At first, Esajian said, the plan was to fold the federal program into the two-decades-old state program. “We thought we’d be running one pool, but we’re going to run these pools side by side.”

The biggest difference, though, is that the current state system pools coverage from Kaiser, Anthem Blue Cross and other health insurance organizations.
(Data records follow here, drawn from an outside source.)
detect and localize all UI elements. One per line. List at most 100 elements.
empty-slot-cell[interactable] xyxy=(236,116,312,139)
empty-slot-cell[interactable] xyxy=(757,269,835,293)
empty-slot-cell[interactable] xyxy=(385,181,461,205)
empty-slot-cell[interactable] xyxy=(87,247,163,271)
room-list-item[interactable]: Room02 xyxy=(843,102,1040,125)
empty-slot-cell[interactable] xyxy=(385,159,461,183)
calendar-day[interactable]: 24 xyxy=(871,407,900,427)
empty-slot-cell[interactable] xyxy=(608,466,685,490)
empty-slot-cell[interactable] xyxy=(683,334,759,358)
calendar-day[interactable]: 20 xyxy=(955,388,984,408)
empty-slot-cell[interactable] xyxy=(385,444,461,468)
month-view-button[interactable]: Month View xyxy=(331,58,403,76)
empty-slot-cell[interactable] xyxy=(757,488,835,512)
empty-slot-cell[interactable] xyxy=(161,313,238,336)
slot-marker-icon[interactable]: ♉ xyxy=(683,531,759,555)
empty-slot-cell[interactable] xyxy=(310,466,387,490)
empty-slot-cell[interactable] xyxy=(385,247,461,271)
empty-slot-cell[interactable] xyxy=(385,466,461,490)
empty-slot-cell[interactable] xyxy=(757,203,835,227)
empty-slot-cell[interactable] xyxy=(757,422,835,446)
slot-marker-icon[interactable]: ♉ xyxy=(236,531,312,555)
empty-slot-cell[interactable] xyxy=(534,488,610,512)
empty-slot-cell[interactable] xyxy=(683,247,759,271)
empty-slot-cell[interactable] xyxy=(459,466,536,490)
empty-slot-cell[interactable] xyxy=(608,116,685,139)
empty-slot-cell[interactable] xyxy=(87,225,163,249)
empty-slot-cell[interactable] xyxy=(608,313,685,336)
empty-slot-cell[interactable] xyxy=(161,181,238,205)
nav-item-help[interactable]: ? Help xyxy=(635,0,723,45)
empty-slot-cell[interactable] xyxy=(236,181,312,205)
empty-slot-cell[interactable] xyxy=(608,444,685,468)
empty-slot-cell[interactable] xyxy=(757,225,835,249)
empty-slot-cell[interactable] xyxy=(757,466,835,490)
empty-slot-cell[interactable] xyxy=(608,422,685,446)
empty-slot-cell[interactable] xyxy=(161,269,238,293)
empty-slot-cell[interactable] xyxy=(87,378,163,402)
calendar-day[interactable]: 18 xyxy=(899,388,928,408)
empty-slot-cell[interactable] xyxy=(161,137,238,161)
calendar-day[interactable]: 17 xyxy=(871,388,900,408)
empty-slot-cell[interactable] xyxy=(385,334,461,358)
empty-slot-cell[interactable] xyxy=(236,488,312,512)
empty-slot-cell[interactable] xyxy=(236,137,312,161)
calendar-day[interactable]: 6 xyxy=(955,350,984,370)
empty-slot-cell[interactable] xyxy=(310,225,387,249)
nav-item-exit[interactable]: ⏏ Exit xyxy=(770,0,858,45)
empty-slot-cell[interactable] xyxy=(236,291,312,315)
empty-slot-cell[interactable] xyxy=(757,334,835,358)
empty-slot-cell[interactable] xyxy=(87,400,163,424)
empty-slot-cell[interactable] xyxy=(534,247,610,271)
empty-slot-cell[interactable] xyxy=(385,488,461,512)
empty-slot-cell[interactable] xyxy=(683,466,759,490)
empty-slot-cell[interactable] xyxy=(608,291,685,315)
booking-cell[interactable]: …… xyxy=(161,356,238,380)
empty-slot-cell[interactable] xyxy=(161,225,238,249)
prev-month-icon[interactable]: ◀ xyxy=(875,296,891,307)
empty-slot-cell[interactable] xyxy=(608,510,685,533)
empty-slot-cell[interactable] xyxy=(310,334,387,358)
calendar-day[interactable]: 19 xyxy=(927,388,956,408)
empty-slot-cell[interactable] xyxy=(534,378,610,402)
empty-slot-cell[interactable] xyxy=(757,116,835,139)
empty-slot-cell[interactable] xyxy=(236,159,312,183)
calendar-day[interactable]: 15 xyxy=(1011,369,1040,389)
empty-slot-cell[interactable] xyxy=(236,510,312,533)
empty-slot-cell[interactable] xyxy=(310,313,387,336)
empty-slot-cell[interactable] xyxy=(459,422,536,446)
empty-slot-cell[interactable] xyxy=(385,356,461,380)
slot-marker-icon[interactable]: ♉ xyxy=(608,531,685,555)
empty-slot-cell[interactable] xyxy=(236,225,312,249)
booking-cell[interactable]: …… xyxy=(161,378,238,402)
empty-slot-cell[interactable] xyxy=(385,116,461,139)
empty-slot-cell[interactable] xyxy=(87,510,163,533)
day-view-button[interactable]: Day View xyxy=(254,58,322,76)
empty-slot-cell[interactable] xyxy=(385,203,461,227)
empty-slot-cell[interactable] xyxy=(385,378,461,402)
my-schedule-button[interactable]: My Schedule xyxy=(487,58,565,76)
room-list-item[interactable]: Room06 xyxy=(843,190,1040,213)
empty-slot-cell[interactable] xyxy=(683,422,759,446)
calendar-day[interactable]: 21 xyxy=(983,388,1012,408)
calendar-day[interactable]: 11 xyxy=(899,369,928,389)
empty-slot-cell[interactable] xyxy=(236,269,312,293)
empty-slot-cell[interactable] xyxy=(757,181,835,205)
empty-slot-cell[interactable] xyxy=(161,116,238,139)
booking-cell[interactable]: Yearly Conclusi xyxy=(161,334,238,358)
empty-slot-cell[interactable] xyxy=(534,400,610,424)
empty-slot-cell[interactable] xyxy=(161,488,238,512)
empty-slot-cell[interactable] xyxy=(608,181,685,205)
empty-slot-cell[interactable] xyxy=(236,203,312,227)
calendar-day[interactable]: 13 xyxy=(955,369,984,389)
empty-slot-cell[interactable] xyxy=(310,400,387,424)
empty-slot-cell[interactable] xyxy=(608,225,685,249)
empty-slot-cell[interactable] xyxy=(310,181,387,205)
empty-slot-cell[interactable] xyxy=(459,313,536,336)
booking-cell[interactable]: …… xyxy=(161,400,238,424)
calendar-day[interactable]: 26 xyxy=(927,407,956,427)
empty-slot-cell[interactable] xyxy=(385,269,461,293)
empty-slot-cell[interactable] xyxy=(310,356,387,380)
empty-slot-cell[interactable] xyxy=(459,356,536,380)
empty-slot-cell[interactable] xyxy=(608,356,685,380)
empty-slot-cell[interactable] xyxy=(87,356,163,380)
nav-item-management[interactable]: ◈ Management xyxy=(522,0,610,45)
The new federal plan will be a PPO, which means the program is basically its own insurance company, using a PPO provider pool of physicians, hospitals and other providers, as well as setting up a pharmacy benefit manager.

“The overall benefit design would be similar to what we’ve been doing,” Esajian said. “But the structure is really different, so it’s taking us a little longer to set it up.”

And the last big change, she said, is that the state pays a smaller share in the current plan than the federal government pays in the new plan. It goes from 40-60 to a 65-35 split. That is, the state currently puts in 40% of policy coverage, with subscribers picking up 60%. Under the federal plan, the federal government pays 65% and subscribers only pick up 35%.